Unternehmen, die ihr Marketing oder ihren Kundendienst mit geringen finanziellen Mitteln und in kurzer Zeit ausbauen müssen, profitieren von solchen Angeboten. Ebenso die 150 Charaktere, die mit Hour One ein passives Einkommen generieren und ihre Arbeitsbelastung dadurch verringern können. Doch die Entwicklung wirft auch ethische Fragen auf: Wie kann sichergestellt werden, dass die Technologie nicht missbraucht wird? Wer reguliert sie? Und wie können wir uns online noch darauf verlassen, was echt ist und was nicht?
Die kurze Antwort lautet: Gar nicht. Doch das ist keine neue Erkenntnis. Bereits jetzt sei längst nicht alles echt, was wir in der Werbung oder in den sozialen Medien sehen, argumentiert Thomas Beschorner, Professor für Wirtschaftsethik an der Universität St. Gallen. Er fordert bereits seit Jahren ein formales Genehmigungsverfahren für neue Technologien. „Wenn ein Zuschauer mit einem Avatar interagiert, sollte in jedem Fall gekennzeichnet sein, dass es sich nicht um eine reale Person handelt”, meint er.
Im ada-Podcast beleuchten Léa Steinacker und Miriam Meckel, wie Deepfake-Technologien unsere Wahrnehmung der Realität verändern.
Bei Hour One enthält jedes Video eine Markierung, die den Zuschauer darauf hinweist, dass es sich um „verfremdetes Bildmaterial” handelt. Ein Mitspracherecht, wozu ihr digitales Ebenbild verwendet wird, haben die Hour-One-Charaktere jedoch nicht. Das Unternehmen schließt in seinen Ethik-Richtlinien lediglich „illegale, unethische, spaltende, religiöse, politische oder sexuelle” Inhalte aus.
Influencerin Southern bereitet hingegen ein anderer Aspekt Sorgen: „Warum sollte ein Unternehmen einen Menschen einstellen, wenn es die KI-Klonversion bekommen kann, die nicht schläft und nicht isst? Die alles tut, was man ihr sagt und noch dazu einen Bruchteil kostet?”, sagte sie vor einigen Monaten in einem Podcast. Insbesondere professionellen Sprecher:innen, Schauspieler:innen und Models bereiten Avatare ernstzunehmende Konkurrenz.
„Wir müssen uns Gedanken machen, was Arbeit eigentlich ist”

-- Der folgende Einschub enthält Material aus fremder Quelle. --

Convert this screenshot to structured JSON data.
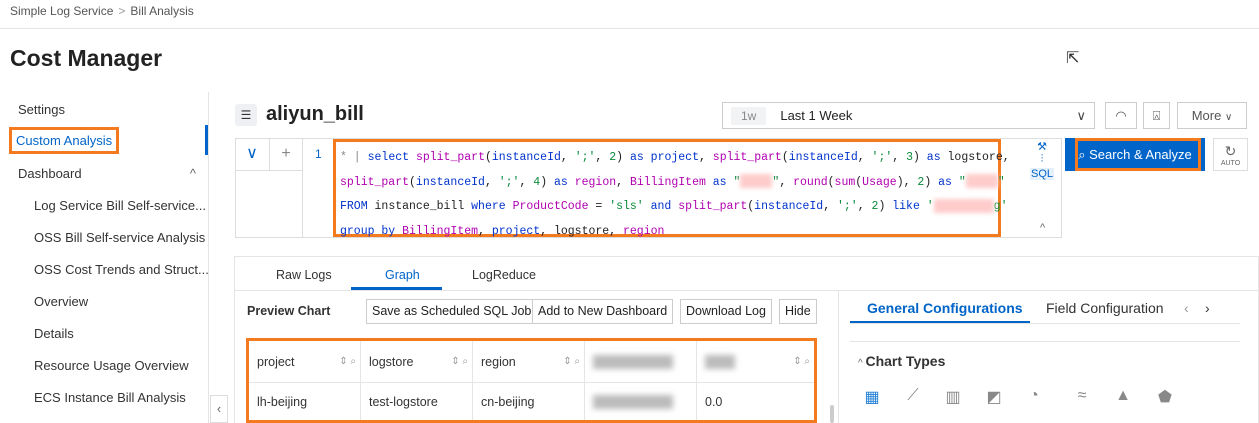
{
  "breadcrumb": [
    "Simple Log Service",
    "Bill Analysis"
  ],
  "breadcrumb_sep": ">",
  "page_title": "Cost Manager",
  "sidebar": {
    "items": [
      {
        "label": "Settings"
      },
      {
        "label": "Custom Analysis"
      },
      {
        "label": "Dashboard"
      },
      {
        "label": "Log Service Bill Self-service..."
      },
      {
        "label": "OSS Bill Self-service Analysis"
      },
      {
        "label": "OSS Cost Trends and Struct..."
      },
      {
        "label": "Overview"
      },
      {
        "label": "Details"
      },
      {
        "label": "Resource Usage Overview"
      },
      {
        "label": "ECS Instance Bill Analysis"
      }
    ]
  },
  "logstore": {
    "name": "aliyun_bill"
  },
  "time_picker": {
    "quick": "1w",
    "label": "Last 1 Week"
  },
  "toolbar": {
    "more": "More"
  },
  "editor": {
    "line_number": "1",
    "sql_badge": "SQL",
    "search_label": "Search & Analyze",
    "auto_label": "AUTO"
  },
  "tabs": [
    "Raw Logs",
    "Graph",
    "LogReduce"
  ],
  "preview": {
    "title": "Preview Chart",
    "buttons": [
      "Save as Scheduled SQL Job",
      "Add to New Dashboard",
      "Download Log",
      "Hide"
    ]
  },
  "table": {
    "headers": [
      "project",
      "logstore",
      "region"
    ],
    "row": [
      "lh-beijing",
      "test-logstore",
      "cn-beijing",
      "0.0"
    ]
  },
  "right": {
    "tabs": [
      "General Configurations",
      "Field Configuration"
    ],
    "chart_types": "Chart Types"
  },
  "colors": {
    "accent": "#0064c8",
    "highlight": "#f47a20"
  }
}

Bisher lassen sich die Avatare mithilfe von KI jedoch nur frontal generieren. Sie können also ausschließlich die Gesichtsmuskeln bewegen – die Gestik und die Bewegung des Oberkörpers lässt sich noch nicht erzeugen. Eine Herausforderung, der sich das Unternehmen stellen will: „Wir merken erst, dass wir beim Sprechen normalerweise den Oberkörper bewegen, wenn wir es nicht tun”, erklärt Konigsberg. Um die Avatare noch realer wirken zu lassen, soll die Software in Zukunft auch solche Bewegungen generieren können.
Dass Avatare uns in der Zukunft beruflich vollständig ersetzen, glaubt Wirtschaftsethiker Beschorner nicht. Dass wir mit den Jahren weniger arbeiten und mehr Aufgaben der Technologie überlassen, kann er sich jedoch gut vorstellen. „Wir müssen uns als Gesellschaft Gedanken darüber machen, was Arbeit eigentlich zukünftig ist”, sagt er.

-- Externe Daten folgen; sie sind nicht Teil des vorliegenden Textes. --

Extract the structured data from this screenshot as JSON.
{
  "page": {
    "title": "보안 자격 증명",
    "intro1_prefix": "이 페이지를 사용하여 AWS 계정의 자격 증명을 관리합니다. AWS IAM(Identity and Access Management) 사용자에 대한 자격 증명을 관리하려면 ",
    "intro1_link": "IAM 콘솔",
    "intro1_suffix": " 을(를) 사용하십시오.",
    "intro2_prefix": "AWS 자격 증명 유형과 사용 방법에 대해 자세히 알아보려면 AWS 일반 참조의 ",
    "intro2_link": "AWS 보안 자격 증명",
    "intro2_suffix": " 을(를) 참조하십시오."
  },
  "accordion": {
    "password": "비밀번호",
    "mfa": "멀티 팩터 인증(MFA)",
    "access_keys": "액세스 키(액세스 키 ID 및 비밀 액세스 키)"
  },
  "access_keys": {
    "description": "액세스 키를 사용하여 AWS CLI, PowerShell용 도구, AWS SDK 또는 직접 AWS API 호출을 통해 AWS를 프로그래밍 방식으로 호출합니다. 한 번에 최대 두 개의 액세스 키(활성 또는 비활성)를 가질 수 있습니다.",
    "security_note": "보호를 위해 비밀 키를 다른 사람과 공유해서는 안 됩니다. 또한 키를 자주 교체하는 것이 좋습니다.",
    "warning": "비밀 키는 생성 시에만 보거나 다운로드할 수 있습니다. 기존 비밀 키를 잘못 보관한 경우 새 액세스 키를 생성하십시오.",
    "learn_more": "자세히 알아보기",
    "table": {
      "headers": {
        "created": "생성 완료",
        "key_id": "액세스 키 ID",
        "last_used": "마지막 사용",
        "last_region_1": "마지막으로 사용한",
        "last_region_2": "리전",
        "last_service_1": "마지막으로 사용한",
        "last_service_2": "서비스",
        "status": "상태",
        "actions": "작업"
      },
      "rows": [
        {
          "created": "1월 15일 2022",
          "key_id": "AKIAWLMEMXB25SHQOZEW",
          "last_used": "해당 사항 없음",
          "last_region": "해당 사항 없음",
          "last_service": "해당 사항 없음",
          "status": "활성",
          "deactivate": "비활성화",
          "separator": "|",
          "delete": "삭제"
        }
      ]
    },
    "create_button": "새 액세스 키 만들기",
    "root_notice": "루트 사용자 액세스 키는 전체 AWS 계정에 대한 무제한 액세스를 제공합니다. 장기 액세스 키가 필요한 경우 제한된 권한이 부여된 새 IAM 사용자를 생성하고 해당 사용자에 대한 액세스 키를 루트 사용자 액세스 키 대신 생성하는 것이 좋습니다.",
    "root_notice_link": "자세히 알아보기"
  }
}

Bei der Arbeit gehe es nicht nur darum, Geld zu verdienen. Sie trage auch dazu bei, wer wir sind. Vielleicht fänden wir unseren Sinn bis dahin in etwas anderem oder erkennen Arbeit jenseits der Erwerbsarbeit als das an, was es ist: Arbeit. Doch Technologie habe Grenzen: „Die Kontrollfunktion muss weiterhin bei den Menschen liegen. Außerdem gibt es eine menschliche Komponente, die ein Avatar nicht ersetzen kann.”